My main concern about our exchange is that it has been far too abstract and academic. It is important to imagine what the world would be like if our country lived without judicial review as you suggest. Consider a few examples of eliminating judicial review you urge, Mark:
*No court could keep the President and the Executive branch from detaining individuals indefinitely as enemy combatants without due process.
*The courts could not have forced Richard Nixon to turnover the Watergate tapes.
*No court could invalidate a state law that discriminates against goods and services from other states.
*There would be no judicial protection of rights such as the right to marry, to procreate, to custody of one's children, to control the upbringing of one's children, to purchase and use contraceptives, to abortion, to private consensual homosexual activity. No limit would exist on legislatures in these areas.
*States could administer the death penalty however they wanted, including a mandatory death penalty, and the death penalty for the mentally retarded and for crimes committed by juveniles.
*Laws discriminating against racial minorities, against women, against non-citizens, and against gays and lesbians could not be invalidated by the courts,
*School prayer, even mandatory school prayer, would be allowed if legislatures wanted (and many would). Government could put religious symbols on government property at will.
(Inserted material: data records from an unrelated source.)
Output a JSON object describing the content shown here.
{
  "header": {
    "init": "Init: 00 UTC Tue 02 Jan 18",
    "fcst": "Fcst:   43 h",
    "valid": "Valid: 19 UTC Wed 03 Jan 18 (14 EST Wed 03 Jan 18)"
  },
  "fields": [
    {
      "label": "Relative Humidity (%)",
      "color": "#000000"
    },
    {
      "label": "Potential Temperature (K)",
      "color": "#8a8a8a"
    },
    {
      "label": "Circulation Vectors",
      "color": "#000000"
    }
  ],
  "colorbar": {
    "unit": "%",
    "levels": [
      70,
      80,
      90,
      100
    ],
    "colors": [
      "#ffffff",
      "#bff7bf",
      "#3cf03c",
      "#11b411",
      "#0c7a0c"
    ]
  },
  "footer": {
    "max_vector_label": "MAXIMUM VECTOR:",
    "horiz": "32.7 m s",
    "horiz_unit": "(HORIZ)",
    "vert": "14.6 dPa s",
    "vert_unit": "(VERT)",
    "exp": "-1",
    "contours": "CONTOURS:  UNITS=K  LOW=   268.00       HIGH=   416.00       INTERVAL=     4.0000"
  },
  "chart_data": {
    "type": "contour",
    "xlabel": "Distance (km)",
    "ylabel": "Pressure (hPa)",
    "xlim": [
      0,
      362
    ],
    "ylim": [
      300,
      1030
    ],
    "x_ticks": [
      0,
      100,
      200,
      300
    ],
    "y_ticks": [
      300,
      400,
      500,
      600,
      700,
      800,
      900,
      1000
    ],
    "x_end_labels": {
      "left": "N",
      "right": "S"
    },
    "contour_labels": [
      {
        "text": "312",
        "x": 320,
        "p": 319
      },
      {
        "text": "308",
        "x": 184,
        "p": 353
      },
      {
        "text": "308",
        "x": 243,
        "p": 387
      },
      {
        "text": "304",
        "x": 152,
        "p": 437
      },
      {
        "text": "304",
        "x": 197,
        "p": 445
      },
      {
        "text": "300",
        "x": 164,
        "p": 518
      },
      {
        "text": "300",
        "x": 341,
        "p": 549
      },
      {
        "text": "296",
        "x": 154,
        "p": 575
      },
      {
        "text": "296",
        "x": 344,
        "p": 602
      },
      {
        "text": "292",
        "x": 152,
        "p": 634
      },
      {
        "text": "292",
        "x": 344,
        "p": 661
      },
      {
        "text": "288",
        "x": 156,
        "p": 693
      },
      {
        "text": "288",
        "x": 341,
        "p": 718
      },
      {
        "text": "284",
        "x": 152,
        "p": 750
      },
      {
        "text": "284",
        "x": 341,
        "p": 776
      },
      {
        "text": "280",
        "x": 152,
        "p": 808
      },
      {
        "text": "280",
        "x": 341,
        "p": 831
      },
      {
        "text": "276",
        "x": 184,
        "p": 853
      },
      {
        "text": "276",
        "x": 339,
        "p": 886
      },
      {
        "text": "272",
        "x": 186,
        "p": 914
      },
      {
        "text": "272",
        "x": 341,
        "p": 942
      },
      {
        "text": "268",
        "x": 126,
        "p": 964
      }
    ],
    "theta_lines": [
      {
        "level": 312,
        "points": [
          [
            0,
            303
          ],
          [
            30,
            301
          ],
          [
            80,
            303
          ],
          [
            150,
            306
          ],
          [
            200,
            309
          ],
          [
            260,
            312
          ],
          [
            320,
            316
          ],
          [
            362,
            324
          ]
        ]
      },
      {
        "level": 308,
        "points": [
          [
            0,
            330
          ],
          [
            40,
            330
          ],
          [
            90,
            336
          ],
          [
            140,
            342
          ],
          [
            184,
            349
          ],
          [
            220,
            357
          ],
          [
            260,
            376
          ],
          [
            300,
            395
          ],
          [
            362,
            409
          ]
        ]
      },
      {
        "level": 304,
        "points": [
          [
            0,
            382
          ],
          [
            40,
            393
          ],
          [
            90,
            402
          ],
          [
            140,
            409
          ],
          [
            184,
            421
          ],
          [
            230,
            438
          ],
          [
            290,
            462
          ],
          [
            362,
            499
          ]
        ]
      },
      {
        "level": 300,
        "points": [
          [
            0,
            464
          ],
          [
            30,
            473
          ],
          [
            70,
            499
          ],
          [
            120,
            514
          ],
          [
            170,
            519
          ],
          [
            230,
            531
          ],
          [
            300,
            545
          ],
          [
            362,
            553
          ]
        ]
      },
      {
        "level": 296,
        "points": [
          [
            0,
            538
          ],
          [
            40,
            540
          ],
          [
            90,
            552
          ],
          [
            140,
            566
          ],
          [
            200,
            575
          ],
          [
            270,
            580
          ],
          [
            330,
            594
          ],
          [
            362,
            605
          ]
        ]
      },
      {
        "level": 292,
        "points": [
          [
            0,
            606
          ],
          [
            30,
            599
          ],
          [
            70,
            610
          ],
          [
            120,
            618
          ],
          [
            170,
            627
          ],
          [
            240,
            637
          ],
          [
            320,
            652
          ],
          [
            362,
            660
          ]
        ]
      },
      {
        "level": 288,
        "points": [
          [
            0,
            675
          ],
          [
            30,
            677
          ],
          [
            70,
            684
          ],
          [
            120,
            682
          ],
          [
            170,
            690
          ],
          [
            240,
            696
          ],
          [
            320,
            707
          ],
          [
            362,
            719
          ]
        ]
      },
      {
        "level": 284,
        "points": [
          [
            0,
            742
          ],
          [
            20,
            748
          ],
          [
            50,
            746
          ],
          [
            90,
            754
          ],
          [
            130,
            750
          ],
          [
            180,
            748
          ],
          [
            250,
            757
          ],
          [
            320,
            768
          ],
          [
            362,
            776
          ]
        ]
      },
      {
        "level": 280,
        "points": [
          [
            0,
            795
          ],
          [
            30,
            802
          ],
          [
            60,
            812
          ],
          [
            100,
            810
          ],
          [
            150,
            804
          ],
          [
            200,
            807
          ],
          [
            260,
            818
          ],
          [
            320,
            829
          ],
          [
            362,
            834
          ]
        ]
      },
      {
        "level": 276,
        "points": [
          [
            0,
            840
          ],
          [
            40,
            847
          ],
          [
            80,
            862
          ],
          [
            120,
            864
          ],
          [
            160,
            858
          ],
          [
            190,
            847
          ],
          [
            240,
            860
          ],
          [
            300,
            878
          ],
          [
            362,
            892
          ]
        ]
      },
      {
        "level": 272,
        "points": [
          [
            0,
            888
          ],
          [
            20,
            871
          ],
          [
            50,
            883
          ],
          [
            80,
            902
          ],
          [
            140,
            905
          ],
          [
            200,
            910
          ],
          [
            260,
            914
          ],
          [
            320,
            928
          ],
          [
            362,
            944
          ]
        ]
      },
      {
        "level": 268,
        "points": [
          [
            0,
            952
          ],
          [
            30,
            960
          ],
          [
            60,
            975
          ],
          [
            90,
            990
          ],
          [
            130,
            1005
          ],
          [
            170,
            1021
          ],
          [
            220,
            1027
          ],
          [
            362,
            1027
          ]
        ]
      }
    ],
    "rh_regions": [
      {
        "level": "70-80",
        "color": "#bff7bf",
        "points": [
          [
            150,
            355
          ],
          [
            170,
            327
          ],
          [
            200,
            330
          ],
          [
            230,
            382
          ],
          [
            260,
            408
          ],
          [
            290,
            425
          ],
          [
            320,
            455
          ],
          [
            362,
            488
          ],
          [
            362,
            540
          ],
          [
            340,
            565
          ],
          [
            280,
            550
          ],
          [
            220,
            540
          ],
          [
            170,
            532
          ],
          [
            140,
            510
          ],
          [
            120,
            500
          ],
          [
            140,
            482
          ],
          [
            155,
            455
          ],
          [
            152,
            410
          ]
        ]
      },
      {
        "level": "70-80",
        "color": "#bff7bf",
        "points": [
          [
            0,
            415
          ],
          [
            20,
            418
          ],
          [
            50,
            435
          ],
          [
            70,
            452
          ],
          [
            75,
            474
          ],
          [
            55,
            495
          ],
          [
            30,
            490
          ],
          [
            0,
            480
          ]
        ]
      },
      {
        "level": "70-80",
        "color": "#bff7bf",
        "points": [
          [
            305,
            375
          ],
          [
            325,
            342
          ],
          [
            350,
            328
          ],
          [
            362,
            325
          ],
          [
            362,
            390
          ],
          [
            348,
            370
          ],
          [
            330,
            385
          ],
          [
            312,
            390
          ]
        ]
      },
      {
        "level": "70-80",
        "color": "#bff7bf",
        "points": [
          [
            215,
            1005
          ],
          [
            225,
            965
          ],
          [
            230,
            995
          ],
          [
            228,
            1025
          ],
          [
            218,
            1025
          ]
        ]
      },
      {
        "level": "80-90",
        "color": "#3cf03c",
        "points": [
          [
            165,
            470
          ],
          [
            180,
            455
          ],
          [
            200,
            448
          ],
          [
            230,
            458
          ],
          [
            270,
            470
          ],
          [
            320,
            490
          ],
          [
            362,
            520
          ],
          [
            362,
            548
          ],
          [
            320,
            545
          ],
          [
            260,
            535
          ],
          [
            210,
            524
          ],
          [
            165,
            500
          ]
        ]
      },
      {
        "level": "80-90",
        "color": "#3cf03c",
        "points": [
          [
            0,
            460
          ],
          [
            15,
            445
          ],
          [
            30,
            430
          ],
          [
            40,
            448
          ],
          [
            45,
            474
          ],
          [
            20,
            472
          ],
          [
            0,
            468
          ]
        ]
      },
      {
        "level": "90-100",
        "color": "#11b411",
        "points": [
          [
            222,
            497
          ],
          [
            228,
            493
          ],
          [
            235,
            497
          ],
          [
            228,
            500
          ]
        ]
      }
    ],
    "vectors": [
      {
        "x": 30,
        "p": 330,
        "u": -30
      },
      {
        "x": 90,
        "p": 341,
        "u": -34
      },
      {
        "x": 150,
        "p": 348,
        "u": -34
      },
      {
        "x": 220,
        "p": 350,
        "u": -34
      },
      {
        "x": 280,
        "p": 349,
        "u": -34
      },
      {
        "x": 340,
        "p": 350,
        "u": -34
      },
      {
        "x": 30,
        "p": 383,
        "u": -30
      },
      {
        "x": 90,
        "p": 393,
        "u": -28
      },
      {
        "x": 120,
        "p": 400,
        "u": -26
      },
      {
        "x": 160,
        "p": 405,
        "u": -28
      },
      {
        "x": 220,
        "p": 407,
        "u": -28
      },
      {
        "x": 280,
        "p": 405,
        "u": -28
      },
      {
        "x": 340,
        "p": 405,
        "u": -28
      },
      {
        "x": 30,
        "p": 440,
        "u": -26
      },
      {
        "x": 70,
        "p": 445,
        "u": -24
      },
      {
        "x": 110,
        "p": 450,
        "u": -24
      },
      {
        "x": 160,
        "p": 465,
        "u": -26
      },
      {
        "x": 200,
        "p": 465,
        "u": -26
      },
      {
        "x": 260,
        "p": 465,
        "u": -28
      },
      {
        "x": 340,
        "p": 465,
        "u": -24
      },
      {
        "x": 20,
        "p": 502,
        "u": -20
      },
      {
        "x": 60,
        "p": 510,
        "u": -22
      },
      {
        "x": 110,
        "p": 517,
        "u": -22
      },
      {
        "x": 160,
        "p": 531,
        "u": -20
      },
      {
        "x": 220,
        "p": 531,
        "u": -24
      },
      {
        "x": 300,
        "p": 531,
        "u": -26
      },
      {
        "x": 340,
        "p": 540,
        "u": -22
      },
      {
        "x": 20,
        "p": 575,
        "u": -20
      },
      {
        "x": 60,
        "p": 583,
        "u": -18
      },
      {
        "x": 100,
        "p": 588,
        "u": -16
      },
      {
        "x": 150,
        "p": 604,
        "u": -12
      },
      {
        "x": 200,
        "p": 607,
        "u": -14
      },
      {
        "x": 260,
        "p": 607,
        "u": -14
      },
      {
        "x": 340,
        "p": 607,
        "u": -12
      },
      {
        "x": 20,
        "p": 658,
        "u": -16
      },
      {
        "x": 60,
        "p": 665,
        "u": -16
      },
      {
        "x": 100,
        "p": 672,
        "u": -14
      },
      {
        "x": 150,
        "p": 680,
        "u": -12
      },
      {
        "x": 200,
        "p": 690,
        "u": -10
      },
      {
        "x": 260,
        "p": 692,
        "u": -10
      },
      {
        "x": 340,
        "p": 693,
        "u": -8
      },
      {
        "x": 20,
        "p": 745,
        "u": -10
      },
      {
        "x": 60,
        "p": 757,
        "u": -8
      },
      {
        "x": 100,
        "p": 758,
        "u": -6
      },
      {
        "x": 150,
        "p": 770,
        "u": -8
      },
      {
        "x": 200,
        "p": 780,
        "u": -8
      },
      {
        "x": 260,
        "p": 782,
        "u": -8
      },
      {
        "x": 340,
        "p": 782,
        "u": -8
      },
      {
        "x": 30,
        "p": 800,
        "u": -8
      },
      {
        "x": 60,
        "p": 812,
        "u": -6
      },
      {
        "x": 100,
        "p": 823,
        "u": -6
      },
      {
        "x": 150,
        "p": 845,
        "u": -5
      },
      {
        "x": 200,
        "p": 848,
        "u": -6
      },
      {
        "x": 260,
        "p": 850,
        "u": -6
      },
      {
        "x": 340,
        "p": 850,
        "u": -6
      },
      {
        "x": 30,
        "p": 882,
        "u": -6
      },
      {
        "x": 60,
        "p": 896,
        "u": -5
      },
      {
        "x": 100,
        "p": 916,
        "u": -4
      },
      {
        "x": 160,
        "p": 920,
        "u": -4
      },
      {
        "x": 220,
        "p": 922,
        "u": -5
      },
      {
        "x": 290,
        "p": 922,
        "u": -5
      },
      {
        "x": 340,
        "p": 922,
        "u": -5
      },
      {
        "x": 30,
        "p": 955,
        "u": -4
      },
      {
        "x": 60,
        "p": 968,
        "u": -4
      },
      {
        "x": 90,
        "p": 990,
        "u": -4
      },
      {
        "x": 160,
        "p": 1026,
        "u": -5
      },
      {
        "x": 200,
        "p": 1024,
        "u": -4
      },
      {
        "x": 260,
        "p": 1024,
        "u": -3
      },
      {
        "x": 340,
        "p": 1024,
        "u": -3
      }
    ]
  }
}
No limit would exist on aid to parochial schools.
*There would be no judicial protection of freedom of speech.

These are just a few examples of a world without judicial review. Mark, you make several responses. First, without judicial review, the legislative process would do a better job of protecting rights. But why believe this; why not believe that without judicial review and the possibility of invalidation, the legislative process would do even worse?

Second, there is no reason to prefer the choices of the courts over those of the legislature. You say that where there is a dispute over the meaning of the Constitution it cannot be said that one choice is better than another. But I think he still misses my key point: The issue is when there is a dispute, who should decide the meaning. Should we have choices about the rights of minorities made by the majority or by an institution committed to upholding the Constitution? Moreover, I believe in each of these examples, and countless more, I can defend that the results from the courts would be preferable to that of the political process.

You says, "[I] still am waiting for an explanation of why the reasons that judges can find persuasive are somehow unavailable to ordinary citizens." The reasons, of course, are available to both courts and the public. But courts are more likely to heed those reasons and protect constitutional rights. Their role is defined as enforcing the Constitution; that is not the preeminent role or orientation of the political process. The judicial process is responsive to minorities in a way that the political process never can or will be; courts must hear the claims of a single person, legislatures don't have to. The process of written opinions elaborating constitutional values provides for a development of constitutional law that would be lost with just the political process.

Over 200 years ago, in Marbury v. Madison, Chief Justice John Marshall explained that the limits of the Constitution would be meaningless without judicial enforcement. The entire course of American history confirms this.

I conclude as I began this exchange. As a lawyer who represents unpopular individuals—a challenger to a Ten Commandments display, a condemned man on death row, a prisoner who was raped, a man sentenced to 50 years to life for stealing $153 worth of videotapes—it is chilling to me to think of eliminating judicial review and leaving their protection to the political process. It is easy as an academic matter to proclaim trust in the people, but in the real world, for unpopular minorities it is often the courts or nothing.